New CAR T Cells Are Powerful, so Fewer Are Needed for Treatment 

Another benefit of the dual-engineering approach is that these cells tend to be much more powerful than other types of CAR T cells, which means that far fewer cells are needed to treat patients. 

“This is especially important for people with AML, who have already received so much chemotherapy that they barely have enough T cells for us to engineer,” Dr. Geyer says. “Because we don’t need to give the patients as many cells, it also means we are able to treat them much more quickly — we don’t have to wait to grow tens or hundreds of millions of cells in the lab.”  

What Are the Next Steps To Develop CAR T for AML? 

This research is still at an early stage. Three of the five patients in the pilot study responded to the treatment, meaning the CAR T cells effectively eradicated the AML cells in their bodies. Unfortunately, all five patients later died from the long-term complications of their previous AML treatments, including infections, or from disease relapse.  

The team says that because all the research was done at MSK, it is allowing them to make much more significant advances in this field.  

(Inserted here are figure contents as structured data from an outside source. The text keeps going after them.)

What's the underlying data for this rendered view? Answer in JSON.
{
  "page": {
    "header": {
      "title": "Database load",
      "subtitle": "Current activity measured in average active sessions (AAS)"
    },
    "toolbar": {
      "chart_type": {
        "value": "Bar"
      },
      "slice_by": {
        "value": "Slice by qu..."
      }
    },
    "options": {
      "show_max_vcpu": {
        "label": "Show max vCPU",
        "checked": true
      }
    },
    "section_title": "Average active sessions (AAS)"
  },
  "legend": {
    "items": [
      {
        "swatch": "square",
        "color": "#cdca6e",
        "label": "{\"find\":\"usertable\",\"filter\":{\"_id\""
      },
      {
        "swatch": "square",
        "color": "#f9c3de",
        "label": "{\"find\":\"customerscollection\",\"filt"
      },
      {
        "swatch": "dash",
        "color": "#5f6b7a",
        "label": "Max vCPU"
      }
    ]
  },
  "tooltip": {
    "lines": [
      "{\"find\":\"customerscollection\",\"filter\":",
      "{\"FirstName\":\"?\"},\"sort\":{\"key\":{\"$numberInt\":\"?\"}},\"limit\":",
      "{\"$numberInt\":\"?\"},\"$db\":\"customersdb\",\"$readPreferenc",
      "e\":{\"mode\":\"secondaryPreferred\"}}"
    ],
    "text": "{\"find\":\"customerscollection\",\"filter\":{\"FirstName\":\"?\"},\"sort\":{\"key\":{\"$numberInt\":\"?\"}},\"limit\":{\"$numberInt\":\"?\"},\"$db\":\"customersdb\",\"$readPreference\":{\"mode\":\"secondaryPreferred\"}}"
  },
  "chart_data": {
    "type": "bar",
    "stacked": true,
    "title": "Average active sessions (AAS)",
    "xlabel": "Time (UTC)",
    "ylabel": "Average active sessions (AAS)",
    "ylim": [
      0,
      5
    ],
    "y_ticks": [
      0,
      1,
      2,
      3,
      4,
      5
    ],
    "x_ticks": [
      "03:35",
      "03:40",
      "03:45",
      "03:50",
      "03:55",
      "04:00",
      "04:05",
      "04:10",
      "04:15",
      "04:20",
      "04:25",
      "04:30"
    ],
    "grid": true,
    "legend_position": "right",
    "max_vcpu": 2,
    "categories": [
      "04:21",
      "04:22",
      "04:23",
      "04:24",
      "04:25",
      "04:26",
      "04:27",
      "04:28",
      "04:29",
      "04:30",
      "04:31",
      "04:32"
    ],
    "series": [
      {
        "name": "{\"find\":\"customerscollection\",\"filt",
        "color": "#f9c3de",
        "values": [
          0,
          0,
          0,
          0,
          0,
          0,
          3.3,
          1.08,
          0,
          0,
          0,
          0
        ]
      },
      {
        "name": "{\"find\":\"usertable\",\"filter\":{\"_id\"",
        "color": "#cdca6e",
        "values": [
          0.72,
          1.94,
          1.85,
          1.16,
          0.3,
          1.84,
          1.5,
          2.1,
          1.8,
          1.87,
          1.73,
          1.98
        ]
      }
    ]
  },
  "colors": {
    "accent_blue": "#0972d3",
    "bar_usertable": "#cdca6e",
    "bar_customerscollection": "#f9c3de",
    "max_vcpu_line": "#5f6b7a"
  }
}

“For the patients in the study, we were able to collect samples from them and study their biology in real time,” Dr. De Wolf says. “This helps us to really understand the mechanisms of what’s going on in these patients.”  

The pilot study has expanded into a larger phase 1 trial, and additional patients have been treated since this initial group of five patients completed treatment. 

This research was funded in part by support from Tigen Pharma and MSK’s Comedy vs Cancer. A full list of funding sources is available in the paper.